タレントマネジメントでは、異動はつきものです。配属先で実績を積めなかった人が、違う業務では活躍してくれることもあります。企業も従業員も柔軟な思考で配置を考えていくことが大切です。5) 社内に浸透させるための広報活動や研修の実施
タレントマネジメントでは、データを常にアップデートしておかなければなりません。しかし、従業員がその目的を理解していなければ、個人情報を集めることに不信感を持つ人も出てきて、情報の収集もスムーズにいきません。これを解消するためには、タレントマネジメントの目的をできる限り開示し、従業員に広報していく必要があります。
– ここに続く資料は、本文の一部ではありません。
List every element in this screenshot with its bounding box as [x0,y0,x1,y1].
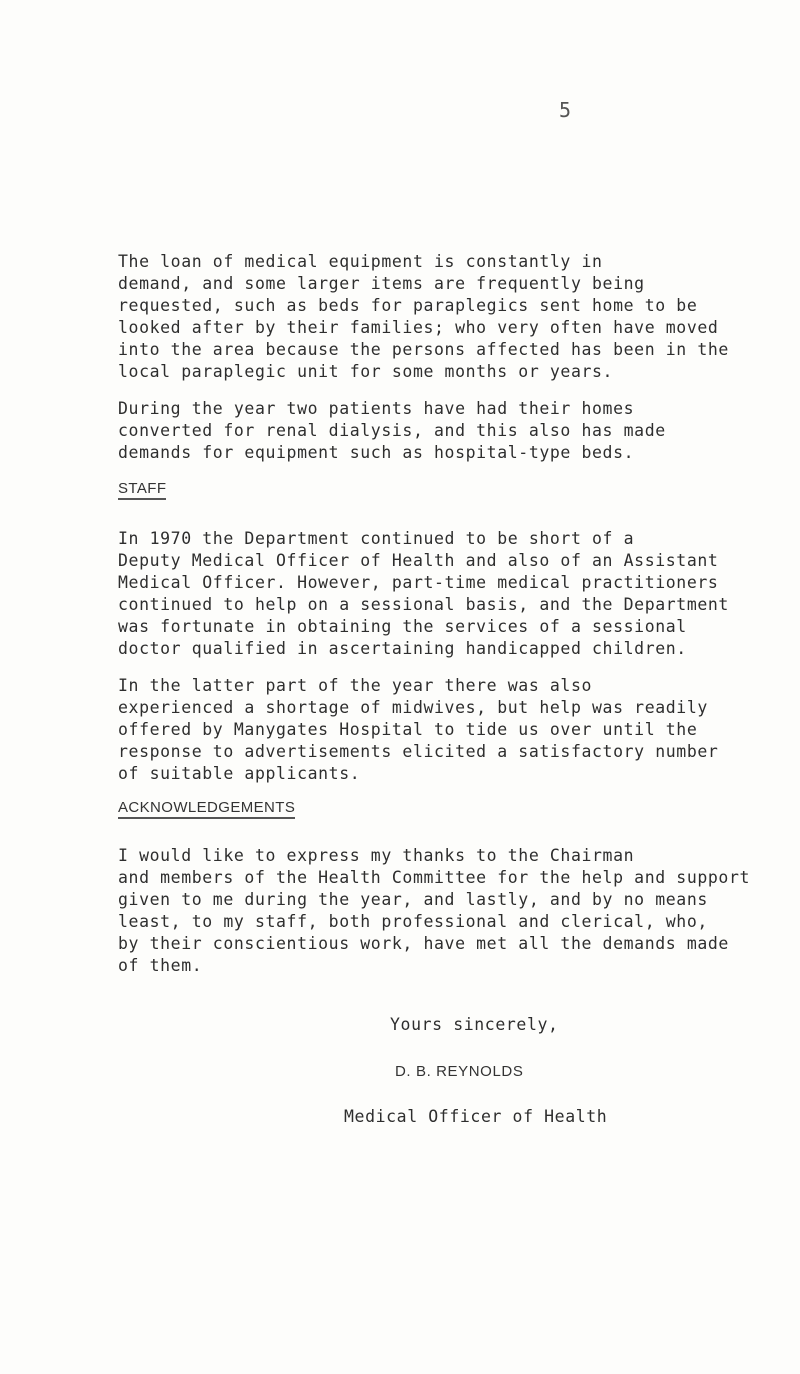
text-line: demand, and some larger items are frequently being [118,274,645,293]
text-line: The loan of medical equipment is constantly in [118,252,603,271]
text-line: response to advertisements elicited a satisfactory number [118,742,719,761]
text-line: During the year two patients have had their homes [118,399,635,418]
text-line: local paraplegic unit for some months or years. [118,362,614,381]
text-line: In 1970 the Department continued to be short of a [118,529,635,548]
text-line: was fortunate in obtaining the services of a sessional [118,617,687,636]
paragraph-acknowledgements [118,845,798,977]
text-line: looked after by their families; who very often have moved [118,318,719,337]
section-heading-acknowledgements: ACKNOWLEDGEMENTS [118,799,295,819]
text-line: Medical Officer. However, part-time medical practitioners [118,573,719,592]
text-line: given to me during the year, and lastly, and by no means [118,890,708,909]
signature-title: Medical Officer of Health [344,1107,608,1126]
text-line: doctor qualified in ascertaining handicapped children. [118,639,687,658]
text-line: demands for equipment such as hospital-type beds. [118,443,635,462]
signature-name: D. B. REYNOLDS [395,1063,524,1080]
paragraph-staff-2 [118,675,798,785]
text-line: of them. [118,956,203,975]
text-line: least, to my staff, both professional and clerical, who, [118,912,708,931]
text-line: and members of the Health Committee for the help and support [118,868,751,887]
text-line: of suitable applicants. [118,764,361,783]
text-line: by their conscientious work, have met all the demands made [118,934,729,953]
signature-closing: Yours sincerely, [390,1015,559,1034]
page-number: 5 [559,98,572,122]
text-line: Deputy Medical Officer of Health and also of an Assistant [118,551,719,570]
paragraph-dialysis [118,398,798,464]
text-line: requested, such as beds for paraplegics sent home to be [118,296,698,315]
text-line: I would like to express my thanks to the Chairman [118,846,635,865]
text-line: converted for renal dialysis, and this also has made [118,421,666,440]
text-line: into the area because the persons affected has been in the [118,340,729,359]
paragraph-equipment [118,251,798,383]
section-heading-staff: STAFF [118,480,166,500]
text-line: continued to help on a sessional basis, and the Department [118,595,729,614]
paragraph-staff-1 [118,528,798,660]
text-line: experienced a shortage of midwives, but help was readily [118,698,708,717]
text-line: offered by Manygates Hospital to tide us over until the [118,720,698,739]
text-line: In the latter part of the year there was also [118,676,593,695]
また、評価する側の役職者に、タレントマネジメントの目的やデータ入力の方法、活用の仕方などをレクチャーしておくことも重要です。そのためには、運用マニュアルの整備も不可欠です。
まとめ
タレントマネジメントは、人材情報の立体化であり、一元化です。多面的な視点から、人材を評価し、本人の希望や目指している未来の姿も加味して、業務展開の目標に最適な配置や人材採用を実現していきます。
しかし、組織開発や人材育成、リテンションマネジメントはすぐに成果が出るという性格のものではないため、定期的なチェックを行い、改善していくことも重要です。タレントマネジメントに取り組み、人材を活用して、ぜひ、業績のアップを実現してください。